Он по-прежнему умел только к лицу принарядиться, ловко вскочить на коня, сыграть партию в карты. С такою-то подготовкой, с такими талантами и качествами начал он вмешиваться в правление Россией, начал все делать по своему и, может быть, ни разу ни над чем не задумался. Он знал, что кругом многие его ненавидят, что народ смотрит на него как на злодея, но ему до этого не было никакого дела. Он знал, например, что австрийский посол, граф Остен, выразился про него, что он говорит о лошадях и с лошадьми как человек, а с людьми как лошадь; и он смеялся над этим. Он знал, что немало людей из-за него обливаются слезами и кровью — и смеялся. Ему ничего не стоило подписать кому угодно смертный приговор, и он его подписывал рукою беззащитной от него Анны.

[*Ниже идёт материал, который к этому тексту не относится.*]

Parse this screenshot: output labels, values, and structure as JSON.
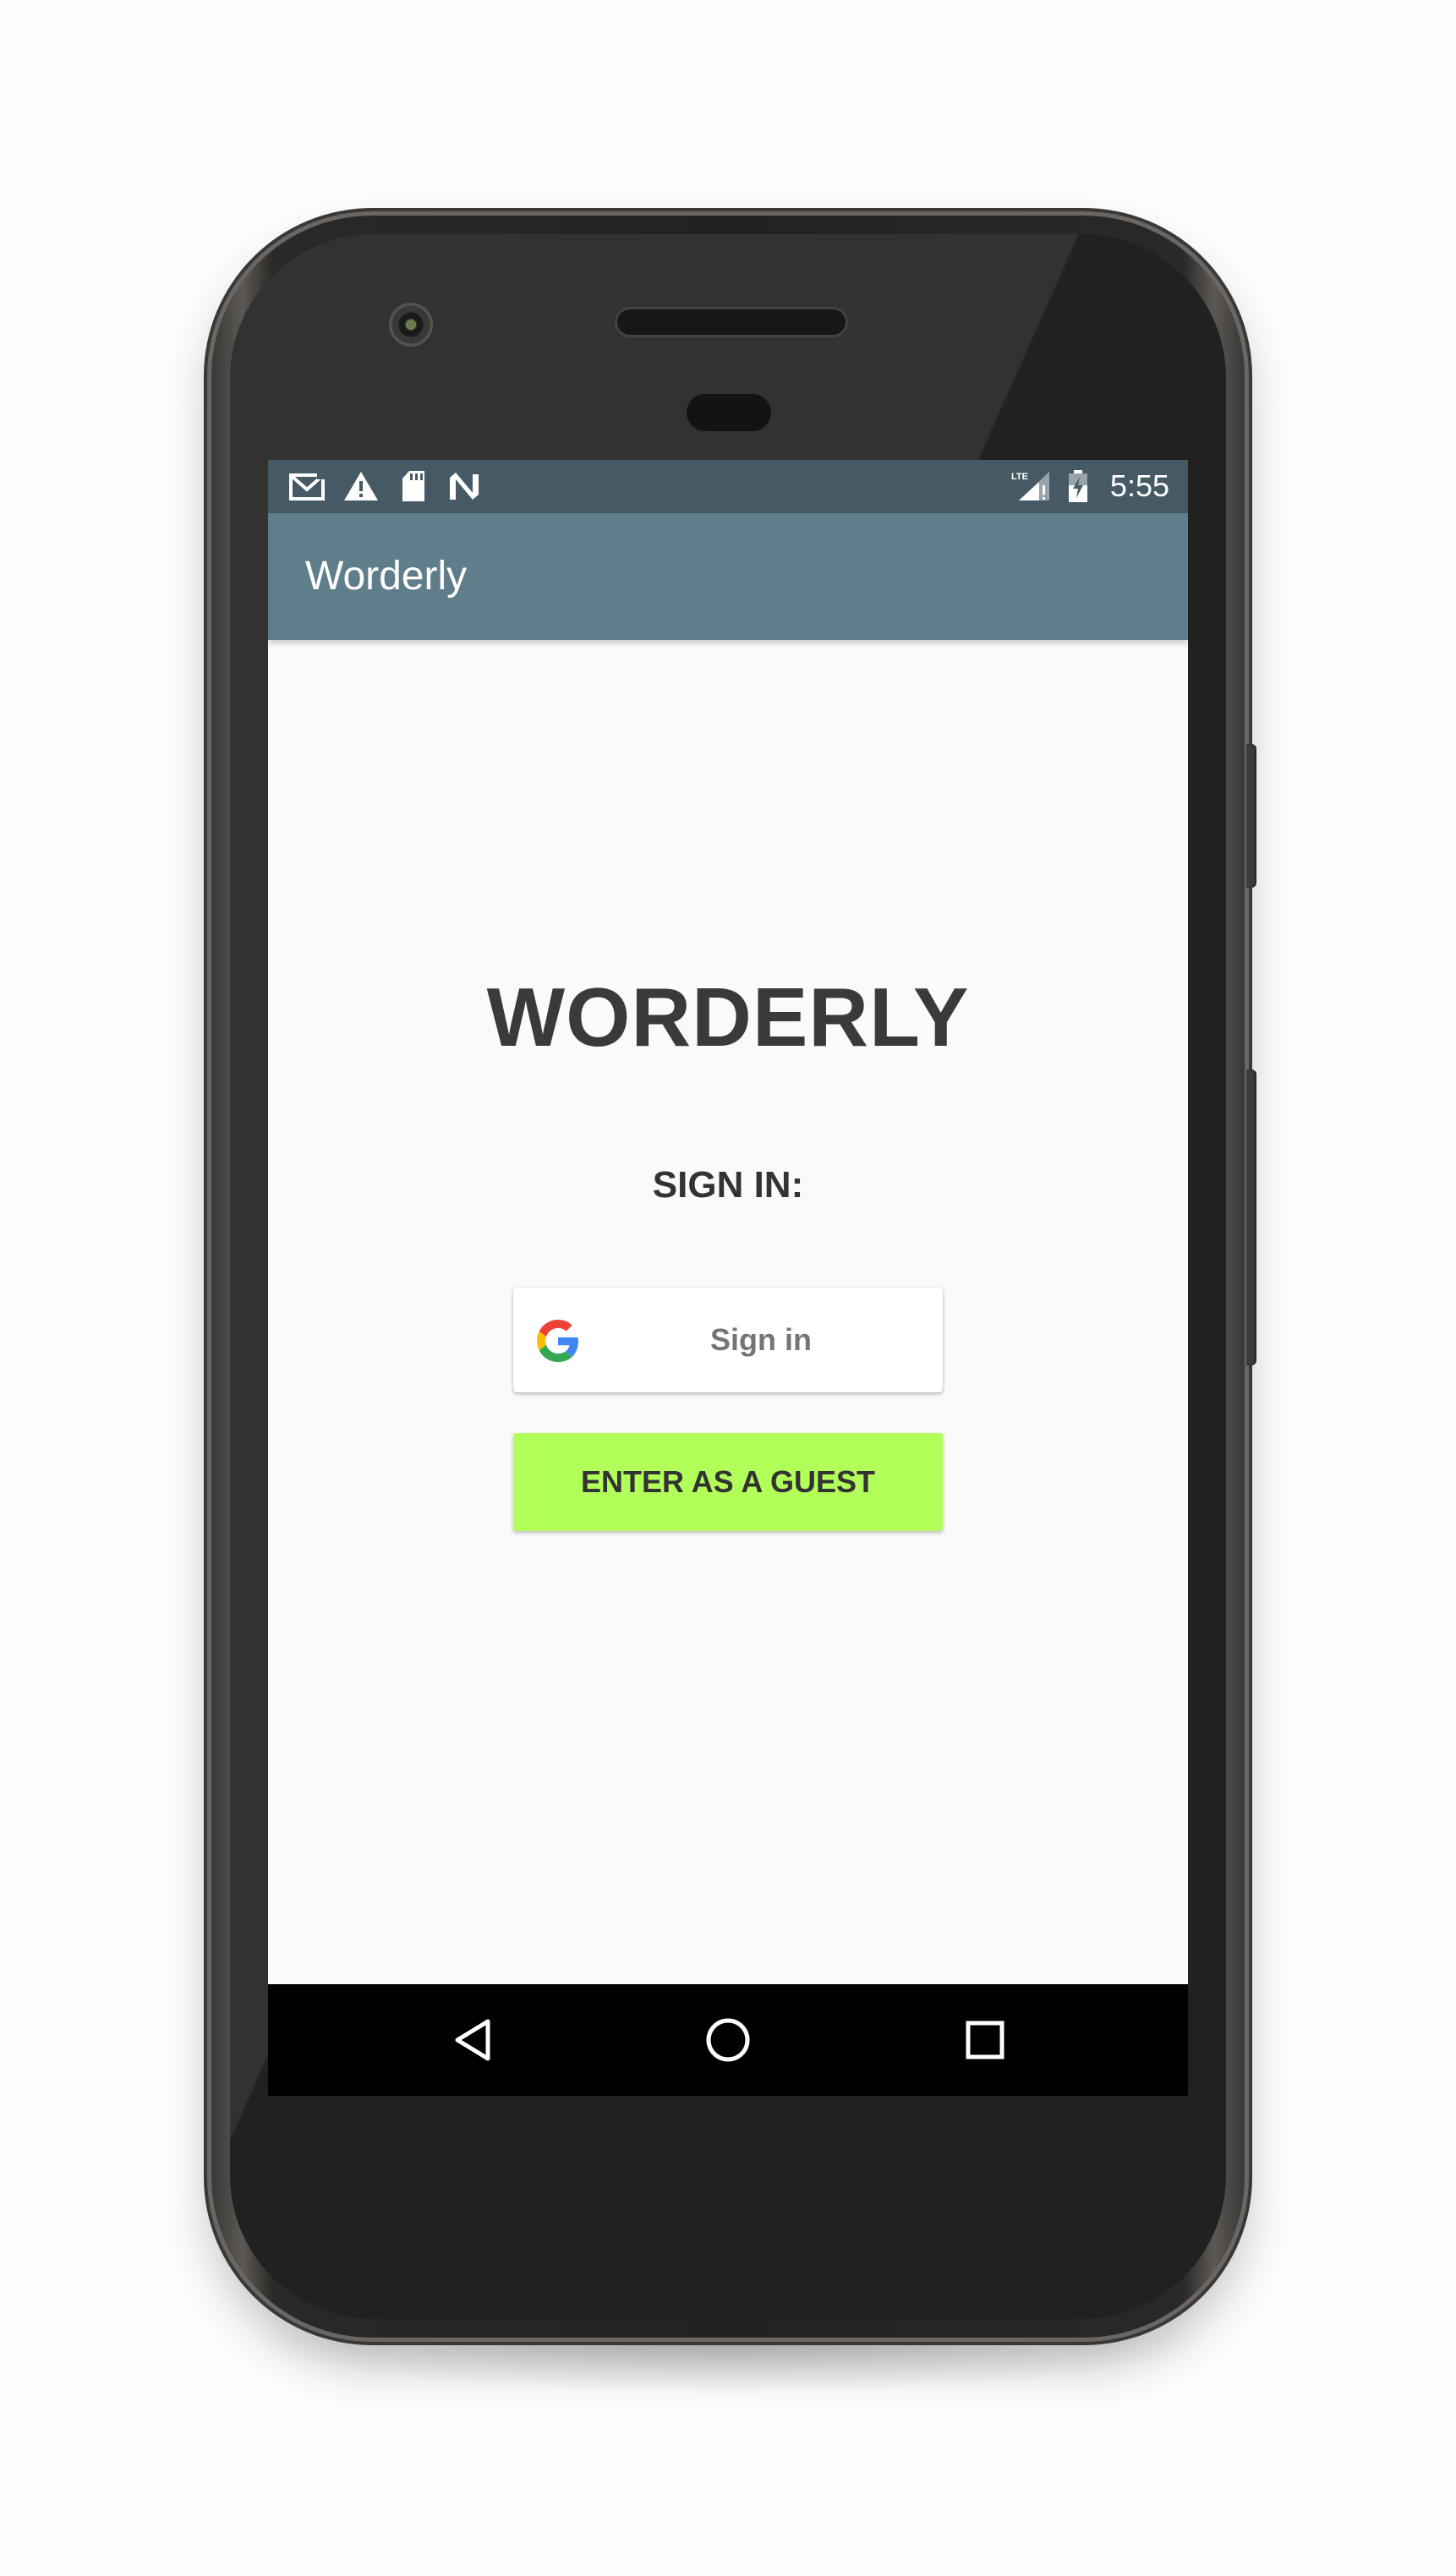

Так как же мог он теперь остановиться на какой-нибудь благоразумной мысли? Теперь он потерял своего единственного друга, добрую императрицу. Он искренно всплакнул над ее гробом и, конечно, рассуждал так, что нужно же чем-нибудь вознаградить себя за эту потерю. Он нашел, что такой наградой может быть только бесконтрольное управление Российской Империей… А тут: какие-то солдаты, какие-то офицеры, народ какой-то, которого он знать не знает и знать не хочет, силятся вырвать у него эту награду, это наследие, оставшееся от старого друга!..
«О негодяи, негодяи!» — бешено шепчет он, переставая метаться по комнате, присаживаясь к столу и разбирая лежащие на нем бумаги. — «Всех запытаю, всех уничтожу; — другие не посмеют!»
Он снова начинает перечитывать доносы. Вот подробный донос Камынина, вот тут и другой; вот еще один донос, где говорится о том, что в войсках есть движение в пользу принцессы Елизаветы.
Бирон медленно, строчка за строчкой, очевидно, плохо разбирая, прочел эту бумагу и отложил ее в сторону. На его лице не обнаружилось новой досады; к этому доносу почему-то он отнесся хладнокровно.
Вот еще одна бумага: это что такое? «А!» — снова яркая краска вспыхнула на лице регента и он быстро и громкого зазвонил в стоявший на столе колокольчик.
Через несколько секунд почти неслышно приотворилась маленькая замаскированная дверца и из нее выглянула большая, заплывшая жиром голова любимого камердинера Бирона.
— Что, того адъютанта стерегут? — спросил регент по-немецки.
— Стерегут, молчит! — ответил камердинер.
— А в приемных много лиц?
— Много, ваша светлость…
— Ну и пускай дожидаются; в кабинет никого не пускать — я ухожу.
Камердинер исчез, а Бирон еще минуту простоял посредине комнаты.
«Что офицеры и солдаты! — бешено думал он. — Ничего бы сами собою не задумали, все это оттуда, от брауншвейгских происходит. Ну, да от меня не увернетесь!»
Он вышел из кабинета маленькой дверцей, пошел по коридорам, спустился в нижний этаж и вошел, наконец, в довольно темную просторную комнату под сводами. Двери в эту комнату охранялись четырьмя вооруженными людьми.
У сыроватой стены, на деревянной лавке сидел высокого роста и плотного сложения довольно еще молодой человек, адъютант принца брауншвейгского — Граматин. Он сидел здесь с утра.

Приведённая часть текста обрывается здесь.